Magnetic field amplification and structure formation by the Rayleigh-Taylor instability

¹ Centre for mathematical Plasma Astrophysics, KU Leuven, 3001 Leuven, Belgium
e-mail: beatriceannemone.popescubraileanu@kuleuven.be
² Instituto de Astrofísica de Canarias, 38205 La Laguna, Tenerife, Spain
³ Departamento de Astrofísica, Universidad de La Laguna, 38205 La Laguna, Tenerife, Spain
⁴ National Science Foundation, Alexandria, VA 22306, USA

Received: 23 December 2021
Accepted: 15 December 2022

Abstract

We report our results from a set of high-resolution, two-fluid, non-linear simulations of the magnetized Rayleigh Taylor instability (RTI) at the interface between a solar prominence and the corona. These data follow results reported earlier on linear and early non-linear RTI dynamics in this environment.

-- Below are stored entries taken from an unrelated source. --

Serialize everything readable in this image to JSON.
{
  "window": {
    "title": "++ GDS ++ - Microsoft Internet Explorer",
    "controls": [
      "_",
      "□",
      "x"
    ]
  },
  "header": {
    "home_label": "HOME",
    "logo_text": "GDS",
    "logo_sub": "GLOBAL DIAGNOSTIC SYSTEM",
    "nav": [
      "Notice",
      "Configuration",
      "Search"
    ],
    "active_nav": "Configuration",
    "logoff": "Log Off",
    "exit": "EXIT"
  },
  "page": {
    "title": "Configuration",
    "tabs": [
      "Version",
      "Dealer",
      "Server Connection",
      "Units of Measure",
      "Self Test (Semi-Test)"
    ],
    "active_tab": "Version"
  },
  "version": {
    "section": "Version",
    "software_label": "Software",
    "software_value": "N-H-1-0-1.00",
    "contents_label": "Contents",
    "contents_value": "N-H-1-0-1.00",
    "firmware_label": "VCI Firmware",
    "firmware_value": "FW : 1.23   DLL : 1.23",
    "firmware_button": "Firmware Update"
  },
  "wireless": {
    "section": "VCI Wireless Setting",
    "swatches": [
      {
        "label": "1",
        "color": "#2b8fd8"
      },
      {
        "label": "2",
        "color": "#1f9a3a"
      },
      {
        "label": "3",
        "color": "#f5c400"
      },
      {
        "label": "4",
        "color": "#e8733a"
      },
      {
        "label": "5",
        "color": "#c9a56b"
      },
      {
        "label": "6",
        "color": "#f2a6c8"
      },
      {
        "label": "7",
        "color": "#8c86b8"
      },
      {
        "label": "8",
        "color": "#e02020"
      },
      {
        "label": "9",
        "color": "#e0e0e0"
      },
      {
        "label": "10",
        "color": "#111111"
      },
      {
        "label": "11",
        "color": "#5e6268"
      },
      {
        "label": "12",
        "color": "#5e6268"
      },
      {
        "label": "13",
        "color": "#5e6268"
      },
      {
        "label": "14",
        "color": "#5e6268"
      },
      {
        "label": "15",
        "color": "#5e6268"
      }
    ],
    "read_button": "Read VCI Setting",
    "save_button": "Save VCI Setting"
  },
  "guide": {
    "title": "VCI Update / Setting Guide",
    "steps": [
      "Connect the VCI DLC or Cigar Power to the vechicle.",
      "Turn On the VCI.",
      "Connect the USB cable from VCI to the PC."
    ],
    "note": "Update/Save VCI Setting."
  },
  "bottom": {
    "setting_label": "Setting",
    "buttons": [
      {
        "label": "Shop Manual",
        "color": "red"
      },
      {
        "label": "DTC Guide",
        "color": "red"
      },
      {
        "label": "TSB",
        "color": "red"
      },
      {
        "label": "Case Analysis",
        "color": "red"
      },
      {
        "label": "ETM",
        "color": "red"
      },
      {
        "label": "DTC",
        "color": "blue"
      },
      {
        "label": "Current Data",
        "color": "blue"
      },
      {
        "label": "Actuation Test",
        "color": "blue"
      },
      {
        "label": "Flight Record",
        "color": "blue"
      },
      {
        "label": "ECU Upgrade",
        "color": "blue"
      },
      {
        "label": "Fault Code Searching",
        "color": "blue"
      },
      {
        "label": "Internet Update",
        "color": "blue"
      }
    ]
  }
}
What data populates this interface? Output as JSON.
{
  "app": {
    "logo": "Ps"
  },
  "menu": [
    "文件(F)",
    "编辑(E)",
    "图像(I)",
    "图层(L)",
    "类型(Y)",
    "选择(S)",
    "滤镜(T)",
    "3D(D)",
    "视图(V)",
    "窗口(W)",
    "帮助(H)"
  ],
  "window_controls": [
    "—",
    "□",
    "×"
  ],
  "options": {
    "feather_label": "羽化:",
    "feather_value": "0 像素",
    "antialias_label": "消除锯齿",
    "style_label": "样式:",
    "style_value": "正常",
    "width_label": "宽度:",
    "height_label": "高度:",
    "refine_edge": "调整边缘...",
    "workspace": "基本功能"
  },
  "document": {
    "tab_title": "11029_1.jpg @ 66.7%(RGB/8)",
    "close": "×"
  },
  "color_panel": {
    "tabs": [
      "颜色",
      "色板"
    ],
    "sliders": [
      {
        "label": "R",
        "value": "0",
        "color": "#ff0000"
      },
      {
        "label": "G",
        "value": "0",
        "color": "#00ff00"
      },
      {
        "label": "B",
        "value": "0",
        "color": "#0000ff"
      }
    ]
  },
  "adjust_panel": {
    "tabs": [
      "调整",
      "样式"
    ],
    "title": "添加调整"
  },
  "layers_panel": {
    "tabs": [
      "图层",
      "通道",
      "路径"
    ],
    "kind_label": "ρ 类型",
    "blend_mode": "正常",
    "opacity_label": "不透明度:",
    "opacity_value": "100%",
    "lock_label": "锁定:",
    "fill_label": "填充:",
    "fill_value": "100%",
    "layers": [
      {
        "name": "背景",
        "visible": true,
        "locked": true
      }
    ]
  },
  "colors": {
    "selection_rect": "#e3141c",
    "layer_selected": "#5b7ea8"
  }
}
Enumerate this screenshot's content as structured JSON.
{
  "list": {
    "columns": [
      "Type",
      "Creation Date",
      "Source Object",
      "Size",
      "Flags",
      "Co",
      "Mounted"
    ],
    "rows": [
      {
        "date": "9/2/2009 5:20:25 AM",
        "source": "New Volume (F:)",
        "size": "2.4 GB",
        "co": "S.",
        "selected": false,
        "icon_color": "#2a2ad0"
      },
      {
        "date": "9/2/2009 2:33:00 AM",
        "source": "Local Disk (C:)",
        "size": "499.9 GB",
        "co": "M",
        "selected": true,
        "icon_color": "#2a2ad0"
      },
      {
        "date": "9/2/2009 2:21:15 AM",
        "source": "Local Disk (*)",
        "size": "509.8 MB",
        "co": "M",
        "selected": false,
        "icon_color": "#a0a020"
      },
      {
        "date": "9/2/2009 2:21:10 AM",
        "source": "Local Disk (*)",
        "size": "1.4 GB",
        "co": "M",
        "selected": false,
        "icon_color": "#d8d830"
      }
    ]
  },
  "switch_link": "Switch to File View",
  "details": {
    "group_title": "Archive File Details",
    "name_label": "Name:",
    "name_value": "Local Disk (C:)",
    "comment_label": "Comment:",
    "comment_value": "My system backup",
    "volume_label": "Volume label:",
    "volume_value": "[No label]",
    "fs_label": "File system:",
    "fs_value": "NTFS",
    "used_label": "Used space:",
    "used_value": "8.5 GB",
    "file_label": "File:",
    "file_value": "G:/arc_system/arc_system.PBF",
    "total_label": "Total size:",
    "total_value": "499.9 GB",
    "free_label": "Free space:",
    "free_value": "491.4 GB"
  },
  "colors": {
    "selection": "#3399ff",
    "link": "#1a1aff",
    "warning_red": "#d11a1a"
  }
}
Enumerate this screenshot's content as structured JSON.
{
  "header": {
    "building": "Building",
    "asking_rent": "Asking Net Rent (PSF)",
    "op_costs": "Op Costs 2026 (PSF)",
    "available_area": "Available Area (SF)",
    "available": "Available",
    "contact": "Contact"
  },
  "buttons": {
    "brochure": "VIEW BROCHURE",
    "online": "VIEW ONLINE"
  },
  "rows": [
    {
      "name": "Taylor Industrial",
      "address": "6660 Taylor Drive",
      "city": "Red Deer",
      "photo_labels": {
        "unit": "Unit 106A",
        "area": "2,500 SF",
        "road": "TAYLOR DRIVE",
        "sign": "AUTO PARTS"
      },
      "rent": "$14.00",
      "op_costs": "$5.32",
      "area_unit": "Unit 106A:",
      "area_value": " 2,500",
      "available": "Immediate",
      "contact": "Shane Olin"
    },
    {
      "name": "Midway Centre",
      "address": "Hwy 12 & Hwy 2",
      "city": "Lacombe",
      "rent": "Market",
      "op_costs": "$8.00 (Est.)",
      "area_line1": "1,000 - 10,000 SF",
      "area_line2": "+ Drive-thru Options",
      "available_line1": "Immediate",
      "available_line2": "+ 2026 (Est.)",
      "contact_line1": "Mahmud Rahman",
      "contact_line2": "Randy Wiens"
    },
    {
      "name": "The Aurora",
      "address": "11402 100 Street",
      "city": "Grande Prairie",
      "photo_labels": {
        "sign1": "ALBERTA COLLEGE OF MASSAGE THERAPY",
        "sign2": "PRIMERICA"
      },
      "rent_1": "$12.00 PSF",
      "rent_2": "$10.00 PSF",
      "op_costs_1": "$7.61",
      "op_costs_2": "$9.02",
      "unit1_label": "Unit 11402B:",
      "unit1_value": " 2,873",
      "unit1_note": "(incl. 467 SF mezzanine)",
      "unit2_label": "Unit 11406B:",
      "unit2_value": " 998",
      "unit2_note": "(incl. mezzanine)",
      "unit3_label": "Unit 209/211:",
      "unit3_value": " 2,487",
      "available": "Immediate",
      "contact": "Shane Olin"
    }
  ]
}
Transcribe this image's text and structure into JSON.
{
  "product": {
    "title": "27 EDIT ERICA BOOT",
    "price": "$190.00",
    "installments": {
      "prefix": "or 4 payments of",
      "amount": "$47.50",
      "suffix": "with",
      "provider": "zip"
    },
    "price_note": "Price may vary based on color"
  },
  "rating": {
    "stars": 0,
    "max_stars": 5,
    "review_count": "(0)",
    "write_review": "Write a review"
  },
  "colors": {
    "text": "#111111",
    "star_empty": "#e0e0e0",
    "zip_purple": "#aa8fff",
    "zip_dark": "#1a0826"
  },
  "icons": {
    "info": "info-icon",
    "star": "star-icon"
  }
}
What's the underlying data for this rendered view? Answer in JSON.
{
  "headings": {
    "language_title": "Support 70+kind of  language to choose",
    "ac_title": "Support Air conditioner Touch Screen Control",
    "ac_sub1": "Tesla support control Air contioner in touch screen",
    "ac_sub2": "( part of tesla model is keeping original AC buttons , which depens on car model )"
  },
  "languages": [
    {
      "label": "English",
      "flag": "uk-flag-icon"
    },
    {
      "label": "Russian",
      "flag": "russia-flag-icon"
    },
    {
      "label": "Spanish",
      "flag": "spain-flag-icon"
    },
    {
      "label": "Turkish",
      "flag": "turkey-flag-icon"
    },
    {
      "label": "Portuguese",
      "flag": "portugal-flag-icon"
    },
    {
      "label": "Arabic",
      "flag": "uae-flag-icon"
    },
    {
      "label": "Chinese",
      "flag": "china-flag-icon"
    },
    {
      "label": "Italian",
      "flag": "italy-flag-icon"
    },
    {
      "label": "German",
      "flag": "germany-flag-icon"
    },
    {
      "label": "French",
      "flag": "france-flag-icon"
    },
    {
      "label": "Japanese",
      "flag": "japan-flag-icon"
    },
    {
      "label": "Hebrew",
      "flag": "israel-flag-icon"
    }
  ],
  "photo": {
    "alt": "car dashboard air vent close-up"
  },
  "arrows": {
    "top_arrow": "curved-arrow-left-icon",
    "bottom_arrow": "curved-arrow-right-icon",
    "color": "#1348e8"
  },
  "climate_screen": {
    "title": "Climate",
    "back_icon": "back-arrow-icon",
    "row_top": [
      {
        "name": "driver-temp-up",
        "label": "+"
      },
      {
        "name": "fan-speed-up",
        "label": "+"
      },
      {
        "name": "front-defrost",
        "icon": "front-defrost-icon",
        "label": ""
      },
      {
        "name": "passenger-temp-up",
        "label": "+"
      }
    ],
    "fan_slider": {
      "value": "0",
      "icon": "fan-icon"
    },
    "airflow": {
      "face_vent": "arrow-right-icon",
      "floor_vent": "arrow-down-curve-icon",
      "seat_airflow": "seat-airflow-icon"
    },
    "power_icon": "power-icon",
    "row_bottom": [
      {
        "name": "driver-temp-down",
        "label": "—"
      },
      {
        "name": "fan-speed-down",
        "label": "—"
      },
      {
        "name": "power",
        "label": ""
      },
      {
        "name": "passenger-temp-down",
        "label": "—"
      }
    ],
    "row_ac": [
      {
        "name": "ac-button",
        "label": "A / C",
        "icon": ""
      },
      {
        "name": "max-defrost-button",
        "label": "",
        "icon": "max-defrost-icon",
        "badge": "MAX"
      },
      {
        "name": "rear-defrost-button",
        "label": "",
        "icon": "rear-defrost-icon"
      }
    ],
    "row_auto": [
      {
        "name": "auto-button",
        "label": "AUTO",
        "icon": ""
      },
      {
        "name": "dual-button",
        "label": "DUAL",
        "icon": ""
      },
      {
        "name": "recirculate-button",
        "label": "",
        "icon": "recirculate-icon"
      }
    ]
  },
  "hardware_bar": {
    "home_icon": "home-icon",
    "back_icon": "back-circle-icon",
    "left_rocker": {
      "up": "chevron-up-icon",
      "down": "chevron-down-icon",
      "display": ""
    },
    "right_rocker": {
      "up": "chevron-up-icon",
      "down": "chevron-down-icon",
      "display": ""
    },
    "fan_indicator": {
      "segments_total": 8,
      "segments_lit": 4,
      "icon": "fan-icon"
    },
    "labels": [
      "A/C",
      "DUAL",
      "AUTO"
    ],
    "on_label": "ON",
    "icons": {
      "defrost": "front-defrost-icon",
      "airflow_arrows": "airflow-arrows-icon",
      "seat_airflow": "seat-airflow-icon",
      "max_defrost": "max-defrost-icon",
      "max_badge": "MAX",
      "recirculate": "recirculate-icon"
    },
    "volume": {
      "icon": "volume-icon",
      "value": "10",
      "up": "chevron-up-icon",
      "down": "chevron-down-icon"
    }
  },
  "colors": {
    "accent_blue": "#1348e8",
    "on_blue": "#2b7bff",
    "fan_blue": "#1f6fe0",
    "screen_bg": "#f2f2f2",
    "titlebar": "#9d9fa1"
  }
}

This paper is focused on the generation and amplification of magnetic structures by RTI. The simulations use a two-fluid model that includes collisions between neutrals and charges, including ionization and recombination, energy and momentum transfer, and frictional heating. The 2.5D magnetized RTI simulations demonstrate that in a fully developed state of RTI, a large fraction of the gravitational energy of a prominence thread can be converted into quasi-turbulent energy of the magnetic field. The RTI magnetic energy generation is further accompanied by magnetic and plasma density structure formation, including dynamic formation, break-up, and merging of current sheets and plasmoid sub-structures. The flow decoupling between neutrals and charges, as well as ionization and recombination reactions, are shown to have significant impact on the structure formation in a magnetized RTI.